Why I support the DAAD-Stiftung

Jordan/DAAD

Dr. Maria Trumpf-Lyritzaki together with another DAAD-Stiftung sponsor and several scholarship recipients.


Dr. Maria Trumpf Lyritzaki has supported Greek students of Archaeology since 2012 by financing a scholarship which enables them to complete a research stay in Germany. She explains:

“Together with the DAAD-Stiftung, I help young academics from my home country because it’s important to me that German archaeology maintains its traditional place in the education of Greek archaeologists. With my scholarship, I wish to provide young, highly qualified researchers the opportunity to conduct research at a German university for one year. In this way, I can contribute to strengthening efforts to promote German-Greek exchange in the field of cultural studies.”

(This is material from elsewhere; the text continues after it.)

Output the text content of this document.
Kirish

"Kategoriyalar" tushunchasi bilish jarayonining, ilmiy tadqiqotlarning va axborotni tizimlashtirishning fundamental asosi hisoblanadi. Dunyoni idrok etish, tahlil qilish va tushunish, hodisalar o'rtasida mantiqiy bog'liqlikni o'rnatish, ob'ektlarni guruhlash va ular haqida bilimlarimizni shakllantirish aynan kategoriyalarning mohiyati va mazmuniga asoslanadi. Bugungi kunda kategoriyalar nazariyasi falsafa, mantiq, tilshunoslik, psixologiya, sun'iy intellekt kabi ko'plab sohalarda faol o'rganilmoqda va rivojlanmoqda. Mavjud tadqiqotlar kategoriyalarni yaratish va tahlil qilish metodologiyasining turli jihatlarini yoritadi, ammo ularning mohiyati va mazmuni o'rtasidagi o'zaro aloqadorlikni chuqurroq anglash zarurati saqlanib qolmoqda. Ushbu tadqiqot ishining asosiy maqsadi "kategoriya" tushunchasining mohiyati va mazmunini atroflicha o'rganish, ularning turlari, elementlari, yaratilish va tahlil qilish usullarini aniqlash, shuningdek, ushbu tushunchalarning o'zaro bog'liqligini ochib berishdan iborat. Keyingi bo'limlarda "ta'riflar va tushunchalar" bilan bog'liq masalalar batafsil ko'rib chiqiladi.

Life and Career of our Sponsor:

Dr. Maria Trumpf-Lyritzaki attended the classical secondary school in her home town of Heraklion, Crete, where she graduated in 1952. As a student of Greek Language, Literature, History and Archaeology, she earned her diploma from the University of Athens in 1957. Much of her childhood and youth were influenced by the horror and hardship caused by the German attack and harsh occupation of her home country. Even in Athens during the 1950s, the university was acutely underfunded, and students had very little to live on and suffered from a lack of study materials.

In 1958, she enrolled at the University of Bonn where she earned her doctorate under Ernst Longlotz in 1964 with the dissertation “Greek Figural Vases of the Rich Style and Late Classical Era”. Her dissertation was published by H. Bouvier & Co. in Bonn in 1969 as volume 73 of an essay series on art, music and literary studies. It continues to be a reference work for the particular type of Attic vases, produced after the last red-figure painted vases and prior to the Hellenistic Tanagra figurines, which were also of Attic provenance. The most beautiful vases of this type are displayed at the Hermitage Museum in St. Petersburg, luxurious specimens with rich polychromy and gilding, such as the famous Phanagoria Sphinx. Maria Trumpf-Lyritzaki’s later academic accomplishments include an extensive article titled “Glocke” in the Reallexikon für Antike und Christentum, vol. XI, 1979, pp. 164-192.

She has been married since 1959 to the German diplomat Dr. Jürgen Trumpf who studied at the University of Athens for one year on a DAAD scholarship in 1954/55. In view of their wartime experiences during their youth, the couple were committed to unity among the peoples of Europe in the European Union throughout their professional and private lives. In this spirit and, above all, out of a commitment to social responsibility, Dr. Maria Trumpf-Lyritzaki established an annual scholarship at the DAAD-Stiftung in 2011 which supports prospective archaeologists in Greece to this day.